Although rehearsals will begin soon , before the White Christmas opens Adam is holding a workshop on a show that he hopes will open next year and there are plans to hopefully tour his production of Les Liaisons Dangereuses, which has already been a hit in both Japan and London.

Adams’ family will join him for four of the weeks he is in Sunderland and he intends to see as much of the area as possible with them once the show opens. On his agenda are the beaches and heading up to Alnwick Gardens. Last year, while the show was playing Manchester, he found his family trip to a nearby zoo resulted in them having the place to themselves due to the snow.

Co-star Tom Chambers, best known for his role in Holby City and winning Strictly Come Dancing in 2008, is playing opposite Adam and let us know he had just been awarded the lead role in the UK tour of musical BIG (playing the role Tom Hanks made famous in the film version). Although no venues have been released for the BIG as yet, as it is a six month national tour, he hoped it would mean he could be back in the North East, if not actually at the Empire, very soon.

Tom was very excited to be making his debut in a professional stage musical at the Sunderland Empire, as it was the same theatre where Tommy Steele first appeared on stage. By co-incidence legendary performer Steele is appearing in at the Empire in the musical Scrooge! just before White Christmas opens.

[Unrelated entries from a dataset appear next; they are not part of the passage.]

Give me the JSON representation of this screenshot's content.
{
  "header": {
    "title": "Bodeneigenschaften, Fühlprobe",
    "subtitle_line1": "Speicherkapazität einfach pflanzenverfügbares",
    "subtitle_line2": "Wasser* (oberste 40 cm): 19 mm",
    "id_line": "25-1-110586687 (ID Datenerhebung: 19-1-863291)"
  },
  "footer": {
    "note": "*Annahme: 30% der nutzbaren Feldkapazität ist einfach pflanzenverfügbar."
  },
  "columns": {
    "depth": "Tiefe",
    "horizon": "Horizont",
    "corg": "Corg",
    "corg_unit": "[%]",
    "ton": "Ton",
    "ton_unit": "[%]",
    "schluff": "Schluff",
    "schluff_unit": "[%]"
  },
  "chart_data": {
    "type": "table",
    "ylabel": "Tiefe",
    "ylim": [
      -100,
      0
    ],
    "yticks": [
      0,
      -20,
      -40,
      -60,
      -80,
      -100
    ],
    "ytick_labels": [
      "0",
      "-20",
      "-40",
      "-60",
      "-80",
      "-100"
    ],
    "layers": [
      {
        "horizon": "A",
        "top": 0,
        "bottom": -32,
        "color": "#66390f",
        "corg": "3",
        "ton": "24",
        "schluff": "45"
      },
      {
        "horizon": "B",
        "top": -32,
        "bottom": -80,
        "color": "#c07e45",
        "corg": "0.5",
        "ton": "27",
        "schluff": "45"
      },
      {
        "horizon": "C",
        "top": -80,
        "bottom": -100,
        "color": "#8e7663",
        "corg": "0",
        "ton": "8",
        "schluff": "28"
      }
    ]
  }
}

The Hollywood musicals of the 40s and 50s have always been a love of Toms’ and he used to tap dance on the kitchen floor from the age of five to Fred Astaire and Gene Kelly musicals.(by another co-incidence they worked with Tommy Steele). So now to be headlining in a musical of that era is a dream come true.

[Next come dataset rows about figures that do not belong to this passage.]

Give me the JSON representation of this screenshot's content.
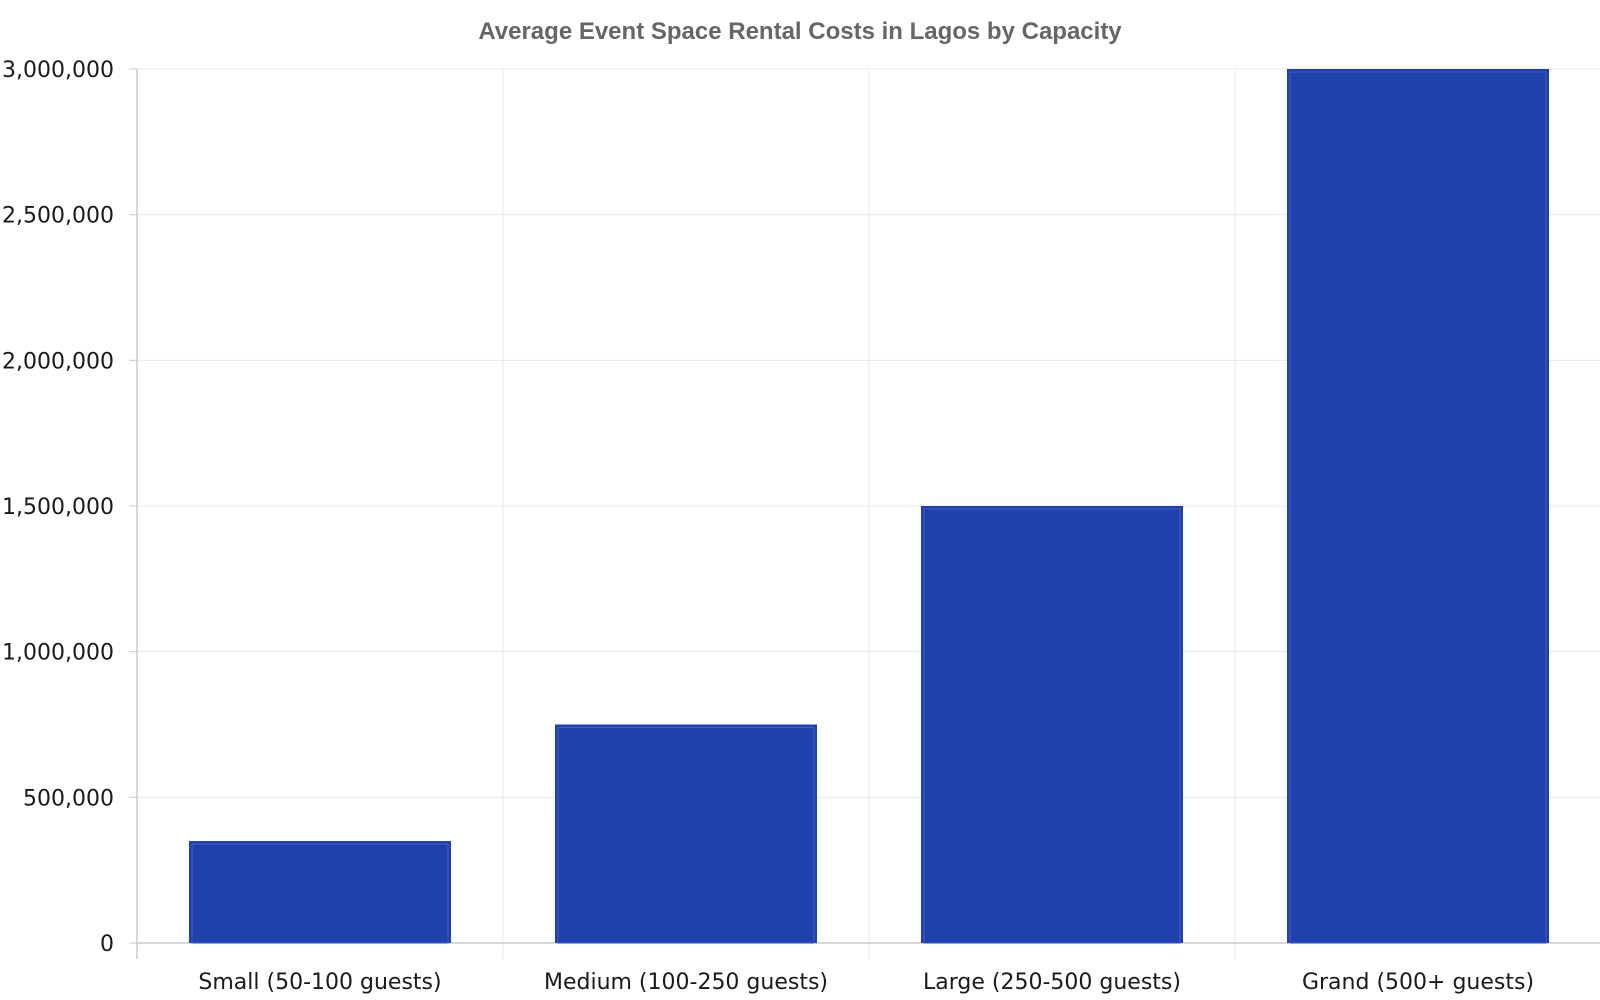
{
  "chart_data": {
    "type": "bar",
    "title": "Average Event Space Rental Costs in Lagos by Capacity",
    "categories": [
      "Small (50-100 guests)",
      "Medium (100-250 guests)",
      "Large (250-500 guests)",
      "Grand (500+ guests)"
    ],
    "values": [
      350000,
      750000,
      1500000,
      3000000
    ],
    "xlabel": "",
    "ylabel": "",
    "ylim": [
      0,
      3000000
    ],
    "yticks": [
      "0",
      "500,000",
      "1,000,000",
      "1,500,000",
      "2,000,000",
      "2,500,000",
      "3,000,000"
    ],
    "ytick_values": [
      0,
      500000,
      1000000,
      1500000,
      2000000,
      2500000,
      3000000
    ],
    "grid": true,
    "legend": "none",
    "colors": {
      "bar_fill": "#1f40ad",
      "bar_inner_line": "#3f5fc4",
      "grid": "#e8e8e8",
      "axis": "#cccccc",
      "tick_text": "#1a1a1a",
      "title": "#666666"
    }
  }
}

Ironically it was Astaire that managed to secure Tom his role in Holby City ,as he was on the verge of stopping acting altogether after several years of being a "jobbing actor". One of his last ditch attempts to secure that "breakthrough" role involved him putting up mirrors in his home and watching a VHS tape of Fred Astaire dancing then copying it. He paused the tape at every step and spent 5000 hours recreating the dance before sending off two thousand copies. Due to the recording containing no dialogue, he was perceived as being American (as the dance was recognised as being a copy of Americana copy of Astaire’s ) and he was called for an audition for Holby City. But on arrival he found the part was for one episode only and for an American doctor. But he was asked back the following week for the part of Sam Strachen, the a contract for three years followed.

The story lines for his character in Holby meant he had relationships with most of the female cast but ended up with Sam suffering from cancer. This meant he shaved his head daily with a razor for the part. But he always recognised at the end of the day he could walk away from the character and go home, while thousands of people with cancer never got that chance.

Tom believes he is more suited to family entertainment than the character he played in the BBC drama Waterloo Road and hopes White Christmas followed by BIG provides him with his move in to musicals and places him one step nearer his ultimate goal of appearing in a film musical. However, he is under no illusions of how hard the eight shows a week are going to be. He reflected that while appearing on Strictly Come Dancing once the dance is over and you are left out of breath you have time to recover. Whereas on stage it is straight in to the next dance routine or song, eight times a week, sometime two shows a day. But one thing’s for certain Tom is ready for the challenge.

With Adam and Tom heading the cast, a much loved feel good story and classic Irving Berlin songs, White Christmas is set to be remembered in Sunderland for a long time to come.